Proses evakuasi dilakukan secara terpadu bersama Basarnas, TNI, Polri, serta tim medis di lapangan.

Sementara itu, penanganan difokuskan pada penumpang KRL yang terdampak dalam insiden tersebut.

Direktur Utama KAI Bobby Rasyidin menyampaikan bahwa seluruh korban telah mendapatkan penanganan medis dan proses evakuasi masih terus berlangsung.

“Kami terus memastikan seluruh korban mendapatkan pertolongan secepat mungkin,” katanya dilansir Tribun-medan.com dari Kompas.com, Selasa (28/4/2026).

 
Untuk mendukung keluarga korban, KAI menyiapkan Posko Informasi di Stasiun Bekasi Timur. Posko ini dibuka untuk membantu keluarga memperoleh informasi terkait penumpang yang terdampak.
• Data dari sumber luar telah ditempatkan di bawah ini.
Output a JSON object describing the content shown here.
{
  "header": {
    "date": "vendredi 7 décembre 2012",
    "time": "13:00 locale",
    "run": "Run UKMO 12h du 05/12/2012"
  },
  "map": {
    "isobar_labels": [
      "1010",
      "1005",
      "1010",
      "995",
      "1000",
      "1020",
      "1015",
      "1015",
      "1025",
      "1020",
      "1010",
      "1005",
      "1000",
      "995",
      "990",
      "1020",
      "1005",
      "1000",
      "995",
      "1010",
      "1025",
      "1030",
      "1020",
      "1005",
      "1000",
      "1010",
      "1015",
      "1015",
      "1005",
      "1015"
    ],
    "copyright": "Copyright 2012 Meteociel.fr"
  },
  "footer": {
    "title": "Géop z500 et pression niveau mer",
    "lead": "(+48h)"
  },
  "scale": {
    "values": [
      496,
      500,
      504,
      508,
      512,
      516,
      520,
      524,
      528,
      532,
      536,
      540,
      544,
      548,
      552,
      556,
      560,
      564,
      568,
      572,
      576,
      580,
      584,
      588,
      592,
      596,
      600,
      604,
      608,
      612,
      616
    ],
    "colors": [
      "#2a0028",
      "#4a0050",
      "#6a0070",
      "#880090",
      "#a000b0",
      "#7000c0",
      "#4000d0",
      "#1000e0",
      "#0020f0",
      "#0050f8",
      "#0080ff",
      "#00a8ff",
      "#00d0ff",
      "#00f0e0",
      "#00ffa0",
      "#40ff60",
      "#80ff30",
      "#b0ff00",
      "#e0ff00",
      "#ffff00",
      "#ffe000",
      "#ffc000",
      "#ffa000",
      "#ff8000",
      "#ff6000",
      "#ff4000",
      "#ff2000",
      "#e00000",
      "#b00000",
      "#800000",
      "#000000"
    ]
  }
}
KAI juga memastikan proses pendampingan kepada korban dan keluarga terus dilakukan bersama pihak terkait.

Di sisi lain, Menteri Perhubungan (Menhub) Dudy Purwagandhi menyampaikan bahwa proses evakuasi dilakukan dengan mengutamakan keselamatan korban, sementara penyelidikan penyebab kejadian akan dilakukan oleh Komite Nasional Keselamatan Transportasi (KNKT).

“Kami fokus pada upaya evakuasi dan penanganan korban. Untuk penyebab kejadian, kami menyerahkannya kepada KNKT,” ujarnya.

Adapun lokasi korban terjepit hanya terjadi di gerbong khusus wanita.

Kecelakaan ini melibatkan kereta PLB 5568A (Commuter Line relasi Cikarang) dengan KA Argo Bromo Anggrek relasi Gambir–Surabaya Pasar Turi di KM 28+920 wilayah Stasiun Bekasi Timur.

Peristiwa bermula dari commuter line yang tertemper taksi listrik lalu ditabrak oleh rangkaian kereta jarak jauh di gerbong paling akhir.